The bill centralizes verification and screening to reduce improper payments and prevent federal support for trafficking/smuggling, but it raises compliance costs, risks service disruptions for vulnerable people, and concentrates enforcement power that can lead to reputational harm and uneven implementation.
State and federal benefit programs, taxpayers, and providers will gain centralized verification and oversight (OMB/DHS guidance and uniform authority), which should reduce improper benefit payments and make enforcement more consistent across agencies and providers.
Nonprofits contracting with the federal government will be more effectively screened for human trafficking and alien-smuggling convictions, lowering the chance federal funds support illegal activity.
Nonprofits and taxpayers will face stronger penalties (repayment, denial of tax-exempt status) for certain offenses, creating deterrence against fraud, bribery, and gratuity violations among organizations receiving federal funds.

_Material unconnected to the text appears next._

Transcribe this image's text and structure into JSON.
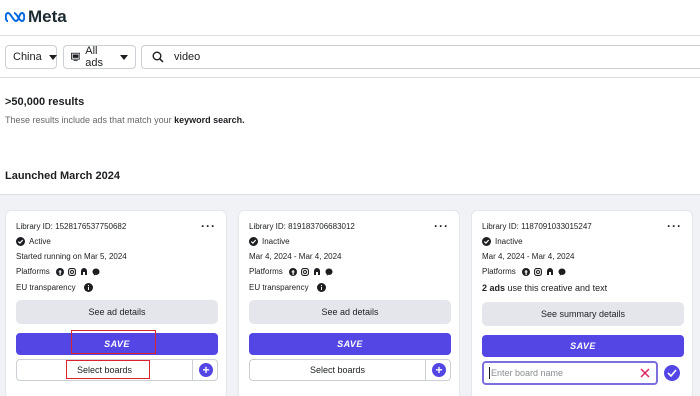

Nonprofits (especially small charities) risk losing tax-exempt status and federal funding if they fail to file required certifications, which could disrupt services for the low-income people who rely on them.
Nonprofits will face increased administrative burdens and costs to meet new reporting, verification, and tight certification deadlines, straining small organizations' capacity to deliver services.
People who rely on charitable providers—low-income individuals and immigrants—may face reduced access to services or longer delays if nonprofits stop offering benefits or implement unfamiliar verification processes.
Based on analysis of 3 sections of legislative text.
Official title: To direct the Director of the Office of Management and Budget to require the disclosure of violations of Federal law with respect to human trafficking or alien smuggling, and for other purposes.
Introduced February 10, 2025 by Lance Gooden · Last progress February 10, 2025
Requires nonprofit organizations that have or seek federal agreements, contracts, grants, or awards to certify they comply with federal laws prohibiting human trafficking, alien smuggling, fraud, bribery, and gratuities and that they have not been convicted under the alien-smuggling statute. Failure to certify or an OMB finding of violation can trigger repayment/withholding of federal funds and denial or revocation of federal tax-exempt status; the bill also removes an existing statutory exemption that currently limits documentation requirements by nonprofits when providing public benefits and orders DHS guidance and GAO reporting.